The next morning around 5:45, Jose called my name saying “levantate” which means get up. With morning eye bug smeared all over my eyes causing me to blink several times before actually getting up; I noticed that the men were already up and showering. Throughout the day I spent majority of my time with Jose as we cleaned, ate breakfast, cleaned even more, and performed various activites throughout the night.

After dinner, the men went on top of the roof to mediate and reflect on the day as we watched the sunset. I looked at Jose as searching for something missing; trying to make up for something lacking in his life. I didn’t know what that was for him, so I pressed in to know him more.

From 8:00 until bedtime, I had learned that Jose had came off the streets into the recovery program to better his life. When he was 17 years old, he had fallen into drugs and met a women which later he had 3 children by her. I asked him “Jose what do you want from life?” He replied back through google translate “I want to see my kids.” Before I could ask him another question, the lights had went out for bedtime and the guys gathered in a circle once again asking me to pray for them.

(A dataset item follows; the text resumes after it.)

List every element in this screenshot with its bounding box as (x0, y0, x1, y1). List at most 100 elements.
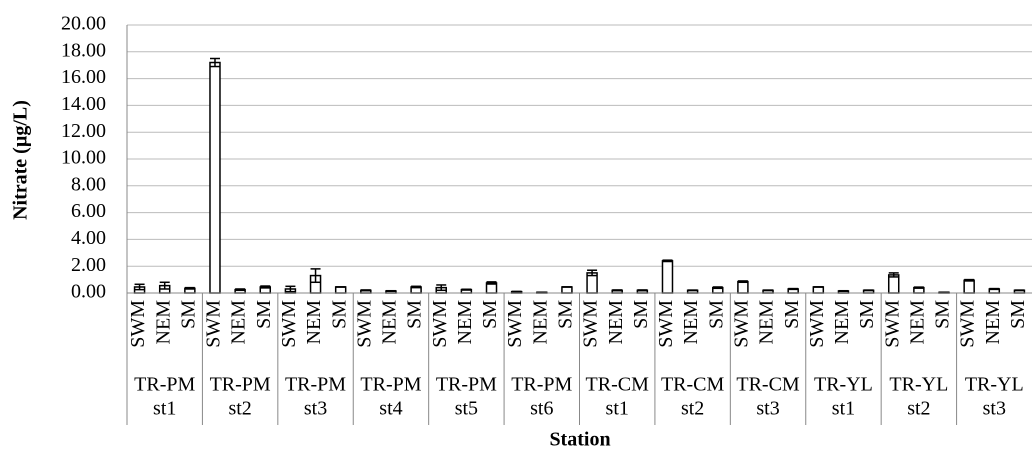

(Jose turned 34 on August 14,2016)

5:30 a.m. had came early as I raised up from bed to head for the showers. Throughout the day I kept pondering on Jose story. Suddenly around 1:00 p.m. I came around the corner on the 2nd floor to observe Jose and Juan arguing. Juan is the floor overseer. With so much commotion going on and me not being able to understand the language barrier, I felt a heavy weight on my chest as I watched Jose pack up his bags and leave the program. I didn’t understand what was going on and why would he leave after being the program for so long. Over two nights I hand bonded with this gentleman and to see him leave crushed my spirit. Why was this happening I asked God? I locked eyes with my teammate Neal and asked him to join me in prayer for Jose. I couldn’t help but feel my gut – wrenching sobs that tore through my chest and my eyes filled to the brim with tears as I was praying for Jose. Where would he be staying the night at? Would he be back on the streets again? Would he be selling drugs? What about his children that he so passionately talked about? The questions kept coming to my mind.

As I laid in bed that night meditating on what happened, the Lord remind me what he asked me to do on the first night; “love them unconditionally.” I don’t know what will happen to Jose but one thing I know for sure is that God used me in such a way within those 2 days of Jose life. I can’t save him but I know God allowed us to cross paths so that I could understand the struggle of addicts. God has increased my faith by opening my eyes to see that I don’t have much time here in Medellin, Colombia and that living in missions is about living on missions everyday.

I end this by asking you, who has God put in your pathway to love on? Will you step out of comfort to speak life in them?